As our family entered the comfortable upper middle-class, my parents started acting more directly on their social values. We always had an extra person or two staying with us (teenagers escaping abusive family situations, homeless people needing a safe place…generally people needing safety or solid foundation to transition their lives), and my dad and mom were always involved in social causes (my father ran as an independent one-issue “Nuclear Disarmament” candidate in a federal election in the mid-1980s).

In addition to Friday night dinner debates with my family on current issues (from a very young age I learned how to argue!), my enduring childhood memories are of competitive sports (gymnastics, until I grew tall; then football, baseball, downhill skiing, sailing) and spending time in the Ontario wilderness (canoe tripping, camping). I was also an avid Lego builder, and loved tinkering with our IBM PC Junior — “Dad, why can’t I have a Commodore 64.” “Because they won’t be around in 30 years, but Microsoft will, and so will the skills you’re learning programming BASIC and FORTRAN” … yup!

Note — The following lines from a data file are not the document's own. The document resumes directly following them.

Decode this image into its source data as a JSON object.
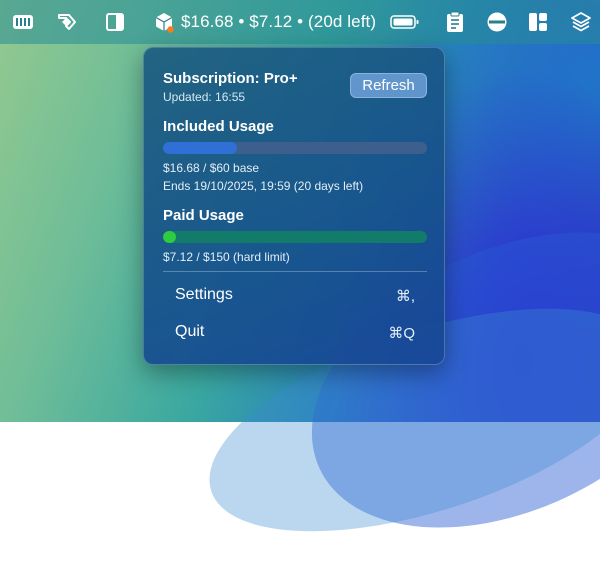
{
  "menubar": {
    "status_text": "$16.68 • $7.12 • (20d left)",
    "icons": [
      "keyboard-icon",
      "tag-icon",
      "sidebar-icon",
      "cube-app-icon",
      "battery-icon",
      "clipboard-icon",
      "stop-circle-icon",
      "grid-layout-icon",
      "layers-icon"
    ],
    "status_dot_color": "#ff7b1c"
  },
  "popover": {
    "subscription_title": "Subscription: Pro+",
    "updated": "Updated: 16:55",
    "refresh_label": "Refresh",
    "included": {
      "title": "Included Usage",
      "progress": 0.28,
      "amount": "$16.68 / $60 base",
      "ends": "Ends 19/10/2025, 19:59 (20 days left)",
      "bar_color": "#2f6fd6",
      "track_color": "#3d5f8e"
    },
    "paid": {
      "title": "Paid Usage",
      "progress": 0.05,
      "amount": "$7.12 / $150 (hard limit)",
      "bar_color": "#2ecc40",
      "track_color": "#137b6a"
    },
    "menu": [
      {
        "label": "Settings",
        "shortcut": "⌘,"
      },
      {
        "label": "Quit",
        "shortcut": "⌘Q"
      }
    ]
  }
}
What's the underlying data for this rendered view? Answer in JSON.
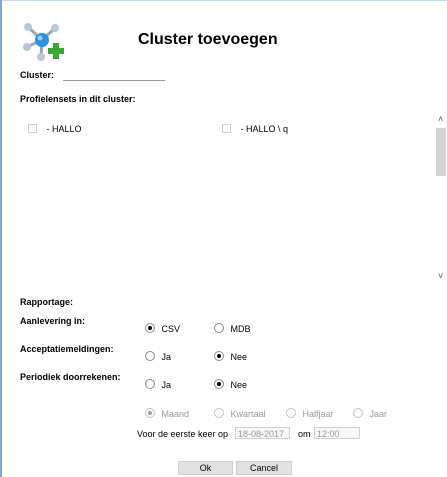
{
  "dialog": {
    "title": "Cluster toevoegen",
    "logo_icon": "cluster-add-icon",
    "accent_color": "#3aa635"
  },
  "cluster": {
    "label": "Cluster:",
    "value": ""
  },
  "profielensets": {
    "label": "Profielensets in dit cluster:",
    "items": [
      {
        "label": "- HALLO",
        "checked": false
      },
      {
        "label": "- HALLO \\ q",
        "checked": false
      }
    ]
  },
  "rapportage": {
    "heading": "Rapportage:",
    "aanlevering": {
      "label": "Aanlevering in:",
      "options": [
        "CSV",
        "MDB"
      ],
      "selected": "CSV"
    },
    "acceptatie": {
      "label": "Acceptatiemeldingen:",
      "options": [
        "Ja",
        "Nee"
      ],
      "selected": "Nee"
    },
    "periodiek": {
      "label": "Periodiek doorrekenen:",
      "options": [
        "Ja",
        "Nee"
      ],
      "selected": "Nee"
    },
    "frequency": {
      "options": [
        "Maand",
        "Kwartaal",
        "Halfjaar",
        "Jaar"
      ],
      "selected": "Maand",
      "enabled": false
    },
    "first_time": {
      "prefix": "Voor de eerste keer op",
      "date": "18-08-2017",
      "at_label": "om",
      "time": "12:00"
    }
  },
  "buttons": {
    "ok": "Ok",
    "cancel": "Cancel"
  }
}
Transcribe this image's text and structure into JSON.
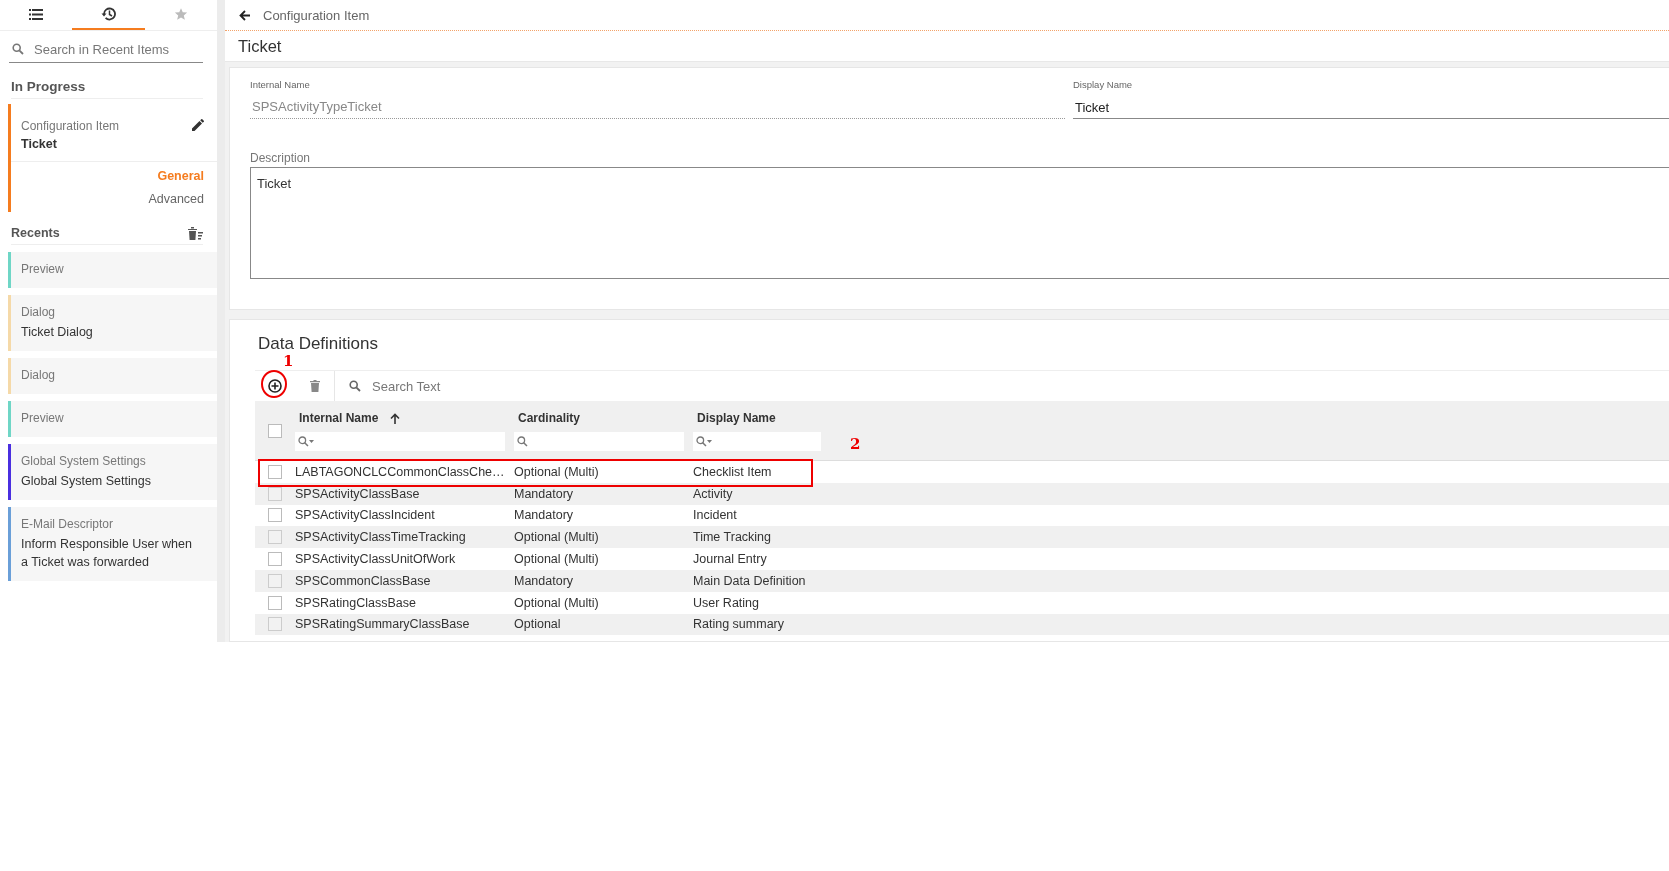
{
  "sidebar": {
    "tabs": [
      {
        "selected": false
      },
      {
        "selected": true
      },
      {
        "selected": false
      }
    ],
    "search": {
      "placeholder": "Search in Recent Items"
    },
    "in_progress": {
      "heading": "In Progress",
      "item": {
        "category": "Configuration Item",
        "title": "Ticket",
        "color": "#f57c1f",
        "sections": [
          {
            "label": "General",
            "selected": true
          },
          {
            "label": "Advanced",
            "selected": false
          }
        ]
      }
    },
    "recents": {
      "heading": "Recents",
      "items": [
        {
          "category": "Preview",
          "color": "#6fd6c6"
        },
        {
          "category": "Dialog",
          "title": "Ticket Dialog",
          "color": "#f5d9a8"
        },
        {
          "category": "Dialog",
          "color": "#f5d9a8"
        },
        {
          "category": "Preview",
          "color": "#6fd6c6"
        },
        {
          "category": "Global System Settings",
          "title": "Global System Settings",
          "color": "#4a2fe0"
        },
        {
          "category": "E-Mail Descriptor",
          "title": "Inform Responsible User when a Ticket was forwarded",
          "color": "#6a9fd8"
        }
      ]
    }
  },
  "header": {
    "breadcrumb": "Configuration Item",
    "title": "Ticket"
  },
  "form": {
    "internal_name": {
      "label": "Internal Name",
      "value": "SPSActivityTypeTicket"
    },
    "display_name": {
      "label": "Display Name",
      "value": "Ticket"
    },
    "description": {
      "label": "Description",
      "value": "Ticket"
    }
  },
  "data_definitions": {
    "title": "Data Definitions",
    "search": {
      "placeholder": "Search Text"
    },
    "select_all": {
      "checked": false
    },
    "columns": [
      {
        "label": "Internal Name",
        "sorted": true
      },
      {
        "label": "Cardinality",
        "sorted": false
      },
      {
        "label": "Display Name",
        "sorted": false
      }
    ],
    "rows": [
      {
        "checked": false,
        "internal_name": "LABTAGONCLCCommonClassChe…",
        "cardinality": "Optional (Multi)",
        "display_name": "Checklist Item"
      },
      {
        "checked": false,
        "internal_name": "SPSActivityClassBase",
        "cardinality": "Mandatory",
        "display_name": "Activity"
      },
      {
        "checked": false,
        "internal_name": "SPSActivityClassIncident",
        "cardinality": "Mandatory",
        "display_name": "Incident"
      },
      {
        "checked": false,
        "internal_name": "SPSActivityClassTimeTracking",
        "cardinality": "Optional (Multi)",
        "display_name": "Time Tracking"
      },
      {
        "checked": false,
        "internal_name": "SPSActivityClassUnitOfWork",
        "cardinality": "Optional (Multi)",
        "display_name": "Journal Entry"
      },
      {
        "checked": false,
        "internal_name": "SPSCommonClassBase",
        "cardinality": "Mandatory",
        "display_name": "Main Data Definition"
      },
      {
        "checked": false,
        "internal_name": "SPSRatingClassBase",
        "cardinality": "Optional (Multi)",
        "display_name": "User Rating"
      },
      {
        "checked": false,
        "internal_name": "SPSRatingSummaryClassBase",
        "cardinality": "Optional",
        "display_name": "Rating summary"
      }
    ]
  },
  "annotations": [
    {
      "kind": "circle",
      "label": "1"
    },
    {
      "kind": "rectangle",
      "label": "2"
    }
  ]
}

All this set the stage for my heading off to the University of Waterloo for Mechanical Engineering and then a Master’s in Biomedical Engineering. Honestly, I didn’t love engineering at University. I was frustrated by the reductionism and specialization (“here are the problem constraints, don’t think about anything else”) and bored by working on problems that had a right or wrong answer. So I spent time on design courses, and took lots of classes outside engineering — political science, philosophy, religion, psychology, business.

Outside of class, varsity sports and getting neat extra-curricular stuff done were the highlight of my time at University. I helped start an early “web 2.0” campus news organization and an open-source co-op student management system (to put to shame the walled-in crap the University was building), and I was in student government. Those experiences were the precursor to Engineers Without Borders.

My evenings and weekends these days are spent with my amazing partner Sari Stillman and our delightful daughter Aliyah Rotman (Roter Stillman) who came into this world in June 2014.